And again it's my turn to post, and my thoughts are taken up a tragedy that overshadows fiction. This pattern is too frequent, and once again I'm grateful for the stories in my life. When I wake up at night, I banish unwelcome thoughts by telling myself stories -- my own sometimes, but more often fantasies I read, where the evil is always vanquished in the end. A few years ago, Harry Potter got me through a personal loss. Last night I revisited Juliet Marillier's Sevenwaters. Today I will cast around for another story that can fill my mind in the dark hours of morning.
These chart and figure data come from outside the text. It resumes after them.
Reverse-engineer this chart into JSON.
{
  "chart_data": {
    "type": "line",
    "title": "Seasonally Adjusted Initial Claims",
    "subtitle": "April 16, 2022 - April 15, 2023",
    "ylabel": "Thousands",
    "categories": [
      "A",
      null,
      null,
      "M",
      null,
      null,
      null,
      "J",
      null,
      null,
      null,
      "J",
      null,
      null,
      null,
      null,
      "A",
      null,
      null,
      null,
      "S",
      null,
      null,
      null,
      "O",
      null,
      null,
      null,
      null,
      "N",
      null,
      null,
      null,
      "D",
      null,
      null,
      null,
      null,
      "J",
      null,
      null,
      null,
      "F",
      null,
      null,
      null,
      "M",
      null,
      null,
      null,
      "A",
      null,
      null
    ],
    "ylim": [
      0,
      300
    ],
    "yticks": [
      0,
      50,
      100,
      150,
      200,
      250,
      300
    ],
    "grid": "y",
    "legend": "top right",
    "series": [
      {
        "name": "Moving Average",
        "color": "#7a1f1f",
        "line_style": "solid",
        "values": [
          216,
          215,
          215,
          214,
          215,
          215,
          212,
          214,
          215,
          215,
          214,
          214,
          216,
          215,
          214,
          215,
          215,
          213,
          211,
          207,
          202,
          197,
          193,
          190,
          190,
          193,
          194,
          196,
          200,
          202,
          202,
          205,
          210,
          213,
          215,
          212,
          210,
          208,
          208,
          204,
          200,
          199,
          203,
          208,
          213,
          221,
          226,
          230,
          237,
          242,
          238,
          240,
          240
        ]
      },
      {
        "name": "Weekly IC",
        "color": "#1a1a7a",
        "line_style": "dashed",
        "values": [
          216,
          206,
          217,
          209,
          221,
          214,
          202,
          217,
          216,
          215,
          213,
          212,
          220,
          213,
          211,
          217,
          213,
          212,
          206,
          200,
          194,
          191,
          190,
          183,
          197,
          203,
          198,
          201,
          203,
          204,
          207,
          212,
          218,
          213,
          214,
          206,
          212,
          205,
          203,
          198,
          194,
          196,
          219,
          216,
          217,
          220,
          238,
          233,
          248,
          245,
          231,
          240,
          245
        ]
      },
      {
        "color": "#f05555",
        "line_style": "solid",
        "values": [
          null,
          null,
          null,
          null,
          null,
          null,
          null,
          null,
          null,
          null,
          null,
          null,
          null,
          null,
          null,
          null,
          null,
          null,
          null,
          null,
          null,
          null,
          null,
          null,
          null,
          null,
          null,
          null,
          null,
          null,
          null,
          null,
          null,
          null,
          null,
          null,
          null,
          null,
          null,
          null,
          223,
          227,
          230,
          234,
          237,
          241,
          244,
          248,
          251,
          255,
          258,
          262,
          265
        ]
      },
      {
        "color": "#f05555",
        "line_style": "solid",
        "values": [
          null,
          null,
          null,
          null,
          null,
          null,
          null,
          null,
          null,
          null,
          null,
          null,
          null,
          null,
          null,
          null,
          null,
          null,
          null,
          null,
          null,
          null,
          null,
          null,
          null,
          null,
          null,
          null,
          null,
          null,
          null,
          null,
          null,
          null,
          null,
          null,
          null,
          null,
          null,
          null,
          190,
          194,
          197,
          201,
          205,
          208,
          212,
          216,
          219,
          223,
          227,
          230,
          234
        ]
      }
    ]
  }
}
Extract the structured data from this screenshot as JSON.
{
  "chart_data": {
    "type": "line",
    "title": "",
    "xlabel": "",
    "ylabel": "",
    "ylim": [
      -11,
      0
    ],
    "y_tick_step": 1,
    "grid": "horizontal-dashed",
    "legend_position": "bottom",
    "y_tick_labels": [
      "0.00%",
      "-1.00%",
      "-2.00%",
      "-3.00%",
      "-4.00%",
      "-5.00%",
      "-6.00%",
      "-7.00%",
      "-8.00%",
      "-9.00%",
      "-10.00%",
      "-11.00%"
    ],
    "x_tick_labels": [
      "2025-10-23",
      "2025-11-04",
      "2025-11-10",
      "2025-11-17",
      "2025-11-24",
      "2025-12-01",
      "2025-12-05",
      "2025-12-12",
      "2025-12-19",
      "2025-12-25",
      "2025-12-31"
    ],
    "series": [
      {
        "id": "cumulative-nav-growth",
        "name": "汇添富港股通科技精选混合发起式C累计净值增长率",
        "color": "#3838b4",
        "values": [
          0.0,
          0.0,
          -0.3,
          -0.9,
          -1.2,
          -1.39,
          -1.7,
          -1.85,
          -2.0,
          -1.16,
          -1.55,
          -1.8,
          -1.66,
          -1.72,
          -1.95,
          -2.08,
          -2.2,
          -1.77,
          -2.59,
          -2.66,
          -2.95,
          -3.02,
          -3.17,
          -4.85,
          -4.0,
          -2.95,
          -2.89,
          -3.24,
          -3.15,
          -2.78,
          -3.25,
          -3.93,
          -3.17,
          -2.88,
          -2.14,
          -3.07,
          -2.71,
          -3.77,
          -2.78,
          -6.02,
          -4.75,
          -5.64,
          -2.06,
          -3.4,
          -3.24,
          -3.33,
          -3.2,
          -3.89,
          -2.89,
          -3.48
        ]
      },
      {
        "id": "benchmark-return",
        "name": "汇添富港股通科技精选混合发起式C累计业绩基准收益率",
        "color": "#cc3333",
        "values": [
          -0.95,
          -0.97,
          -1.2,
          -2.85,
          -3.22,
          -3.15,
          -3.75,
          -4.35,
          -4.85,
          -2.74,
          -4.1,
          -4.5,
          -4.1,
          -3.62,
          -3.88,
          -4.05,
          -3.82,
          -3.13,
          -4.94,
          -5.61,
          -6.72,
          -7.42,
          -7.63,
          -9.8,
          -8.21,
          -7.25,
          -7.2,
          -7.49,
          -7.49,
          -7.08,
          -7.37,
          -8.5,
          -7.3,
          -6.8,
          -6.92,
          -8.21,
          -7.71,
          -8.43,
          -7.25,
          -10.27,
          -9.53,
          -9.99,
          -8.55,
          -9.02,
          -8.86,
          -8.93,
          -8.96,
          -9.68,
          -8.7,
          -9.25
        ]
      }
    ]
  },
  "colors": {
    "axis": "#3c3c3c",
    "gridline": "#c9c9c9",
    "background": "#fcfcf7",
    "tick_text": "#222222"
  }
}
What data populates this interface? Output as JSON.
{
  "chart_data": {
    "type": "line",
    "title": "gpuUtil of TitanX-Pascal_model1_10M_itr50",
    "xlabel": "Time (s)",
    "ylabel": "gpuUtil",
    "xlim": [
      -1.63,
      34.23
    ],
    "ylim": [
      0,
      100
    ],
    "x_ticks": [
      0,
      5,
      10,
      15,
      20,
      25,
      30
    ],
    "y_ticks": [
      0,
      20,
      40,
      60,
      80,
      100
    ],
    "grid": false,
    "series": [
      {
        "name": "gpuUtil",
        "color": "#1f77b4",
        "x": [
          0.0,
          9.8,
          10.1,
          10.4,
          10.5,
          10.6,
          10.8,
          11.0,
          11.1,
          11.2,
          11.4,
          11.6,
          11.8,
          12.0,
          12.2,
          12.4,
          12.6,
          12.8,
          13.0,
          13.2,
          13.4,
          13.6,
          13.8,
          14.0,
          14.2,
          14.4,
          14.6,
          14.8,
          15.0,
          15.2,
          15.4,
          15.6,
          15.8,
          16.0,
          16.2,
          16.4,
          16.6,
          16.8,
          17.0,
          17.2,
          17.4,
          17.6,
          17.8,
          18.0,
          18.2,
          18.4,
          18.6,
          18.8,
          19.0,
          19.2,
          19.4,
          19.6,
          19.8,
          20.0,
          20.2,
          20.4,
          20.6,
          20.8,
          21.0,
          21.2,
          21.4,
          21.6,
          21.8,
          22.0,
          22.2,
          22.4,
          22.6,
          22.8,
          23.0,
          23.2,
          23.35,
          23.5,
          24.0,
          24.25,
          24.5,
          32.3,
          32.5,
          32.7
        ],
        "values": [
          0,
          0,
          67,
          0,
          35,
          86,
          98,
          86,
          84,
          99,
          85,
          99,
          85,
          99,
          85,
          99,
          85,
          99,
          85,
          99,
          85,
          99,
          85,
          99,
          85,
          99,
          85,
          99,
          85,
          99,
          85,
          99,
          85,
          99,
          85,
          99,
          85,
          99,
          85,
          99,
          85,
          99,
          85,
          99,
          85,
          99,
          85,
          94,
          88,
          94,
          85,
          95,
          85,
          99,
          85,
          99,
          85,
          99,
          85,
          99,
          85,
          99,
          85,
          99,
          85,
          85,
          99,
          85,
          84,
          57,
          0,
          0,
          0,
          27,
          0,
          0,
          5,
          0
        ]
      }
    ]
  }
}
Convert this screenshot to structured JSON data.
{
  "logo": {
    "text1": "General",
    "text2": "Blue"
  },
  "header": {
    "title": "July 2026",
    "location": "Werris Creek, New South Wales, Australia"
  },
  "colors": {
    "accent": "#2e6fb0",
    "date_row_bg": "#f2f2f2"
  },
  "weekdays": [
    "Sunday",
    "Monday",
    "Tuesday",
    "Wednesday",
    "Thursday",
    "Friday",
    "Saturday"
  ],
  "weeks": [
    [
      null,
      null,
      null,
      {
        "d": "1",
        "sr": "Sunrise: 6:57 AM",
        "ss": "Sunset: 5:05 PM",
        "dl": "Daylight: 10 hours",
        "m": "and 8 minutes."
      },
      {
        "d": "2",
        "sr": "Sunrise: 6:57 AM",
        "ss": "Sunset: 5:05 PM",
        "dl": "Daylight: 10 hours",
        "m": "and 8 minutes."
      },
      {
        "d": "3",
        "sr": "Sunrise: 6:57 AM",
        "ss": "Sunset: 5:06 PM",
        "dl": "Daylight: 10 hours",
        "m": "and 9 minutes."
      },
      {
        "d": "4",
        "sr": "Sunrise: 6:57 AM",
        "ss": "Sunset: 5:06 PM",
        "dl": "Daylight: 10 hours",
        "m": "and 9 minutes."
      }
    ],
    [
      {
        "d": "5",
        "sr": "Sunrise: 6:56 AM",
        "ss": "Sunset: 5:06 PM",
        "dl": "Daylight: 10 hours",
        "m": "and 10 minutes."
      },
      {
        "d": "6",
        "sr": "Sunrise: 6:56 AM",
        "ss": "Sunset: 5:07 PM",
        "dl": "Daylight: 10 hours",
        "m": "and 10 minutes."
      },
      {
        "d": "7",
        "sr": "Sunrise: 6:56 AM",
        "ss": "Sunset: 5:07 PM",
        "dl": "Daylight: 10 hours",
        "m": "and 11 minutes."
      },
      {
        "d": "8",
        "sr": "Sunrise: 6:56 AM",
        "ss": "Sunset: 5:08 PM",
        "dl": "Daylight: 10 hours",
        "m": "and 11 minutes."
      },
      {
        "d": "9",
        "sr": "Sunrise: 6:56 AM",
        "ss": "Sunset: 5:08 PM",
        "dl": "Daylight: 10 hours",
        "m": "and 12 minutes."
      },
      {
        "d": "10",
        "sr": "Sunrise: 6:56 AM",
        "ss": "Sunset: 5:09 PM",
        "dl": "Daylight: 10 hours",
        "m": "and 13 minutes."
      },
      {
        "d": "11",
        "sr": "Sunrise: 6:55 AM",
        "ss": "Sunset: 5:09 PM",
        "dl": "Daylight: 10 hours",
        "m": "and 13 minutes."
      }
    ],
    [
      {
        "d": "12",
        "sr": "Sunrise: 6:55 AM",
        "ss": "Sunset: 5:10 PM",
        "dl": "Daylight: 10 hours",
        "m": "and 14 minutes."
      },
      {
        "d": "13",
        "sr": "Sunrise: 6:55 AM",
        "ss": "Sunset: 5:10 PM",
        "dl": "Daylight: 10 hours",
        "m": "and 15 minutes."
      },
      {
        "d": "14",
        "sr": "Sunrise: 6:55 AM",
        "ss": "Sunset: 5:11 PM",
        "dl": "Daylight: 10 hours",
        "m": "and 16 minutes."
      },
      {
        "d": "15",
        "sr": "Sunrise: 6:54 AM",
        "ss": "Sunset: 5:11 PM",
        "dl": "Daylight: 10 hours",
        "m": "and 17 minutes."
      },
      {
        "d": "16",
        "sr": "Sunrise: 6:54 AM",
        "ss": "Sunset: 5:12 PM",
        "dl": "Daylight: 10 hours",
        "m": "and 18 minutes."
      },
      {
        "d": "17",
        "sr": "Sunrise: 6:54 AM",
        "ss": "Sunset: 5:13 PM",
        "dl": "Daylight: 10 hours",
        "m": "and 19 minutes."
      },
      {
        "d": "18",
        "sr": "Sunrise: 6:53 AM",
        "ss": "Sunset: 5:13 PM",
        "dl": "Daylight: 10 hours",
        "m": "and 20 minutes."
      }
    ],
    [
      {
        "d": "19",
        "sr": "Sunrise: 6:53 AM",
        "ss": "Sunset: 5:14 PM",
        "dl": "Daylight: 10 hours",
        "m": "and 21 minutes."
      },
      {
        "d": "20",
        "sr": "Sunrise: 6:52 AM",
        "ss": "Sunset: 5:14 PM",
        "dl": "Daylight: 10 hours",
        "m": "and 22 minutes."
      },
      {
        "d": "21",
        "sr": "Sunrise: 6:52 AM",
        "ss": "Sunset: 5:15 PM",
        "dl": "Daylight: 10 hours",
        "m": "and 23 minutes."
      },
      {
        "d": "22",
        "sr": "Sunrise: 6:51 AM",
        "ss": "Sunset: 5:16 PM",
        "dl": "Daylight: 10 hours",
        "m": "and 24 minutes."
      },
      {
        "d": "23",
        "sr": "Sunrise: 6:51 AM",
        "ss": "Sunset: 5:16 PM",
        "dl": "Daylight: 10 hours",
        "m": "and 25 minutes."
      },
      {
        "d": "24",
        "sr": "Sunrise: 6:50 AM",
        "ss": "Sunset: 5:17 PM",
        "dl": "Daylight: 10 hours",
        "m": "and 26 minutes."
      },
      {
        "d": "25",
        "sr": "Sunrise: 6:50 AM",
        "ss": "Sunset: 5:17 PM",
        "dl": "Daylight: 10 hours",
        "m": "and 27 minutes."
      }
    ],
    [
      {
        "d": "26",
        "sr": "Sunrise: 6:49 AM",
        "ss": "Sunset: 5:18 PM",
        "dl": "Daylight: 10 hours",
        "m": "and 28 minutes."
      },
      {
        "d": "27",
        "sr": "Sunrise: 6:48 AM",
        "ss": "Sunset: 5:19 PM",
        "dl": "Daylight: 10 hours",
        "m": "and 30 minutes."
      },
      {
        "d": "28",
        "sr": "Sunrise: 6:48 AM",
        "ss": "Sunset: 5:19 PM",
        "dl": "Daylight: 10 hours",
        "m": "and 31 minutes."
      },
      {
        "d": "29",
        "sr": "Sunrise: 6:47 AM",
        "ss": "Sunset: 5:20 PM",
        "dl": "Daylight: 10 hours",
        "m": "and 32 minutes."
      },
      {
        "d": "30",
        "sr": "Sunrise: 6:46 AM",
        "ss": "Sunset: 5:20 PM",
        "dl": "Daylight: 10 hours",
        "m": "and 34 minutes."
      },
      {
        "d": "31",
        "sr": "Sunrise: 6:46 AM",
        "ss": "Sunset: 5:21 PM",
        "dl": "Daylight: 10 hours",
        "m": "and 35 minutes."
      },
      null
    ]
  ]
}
At other times, fiction -- even, or especially, children's fiction -- can help us understand the unfathomable. For adult and child readers, I recommend Mockingbird, Kathryn Erskine's 2010 middle-grade novel about a 10-year-old girl with Asperger's syndrome coping with her brother's death in a school shooting. For those of us seeking healing, Caitlin's struggle to understand her own feelings, interpret the emotions of others, and live in the midst of an irreplaceable loss resonate deeply.
When a terrible tragedy strikes, we all have trouble comprehending how and why. Like Caitlin, we are thrown out of our understanding of our own world, anthropologists on an unknown planet, visitors to an Otherworld where ordinary rules do not apply.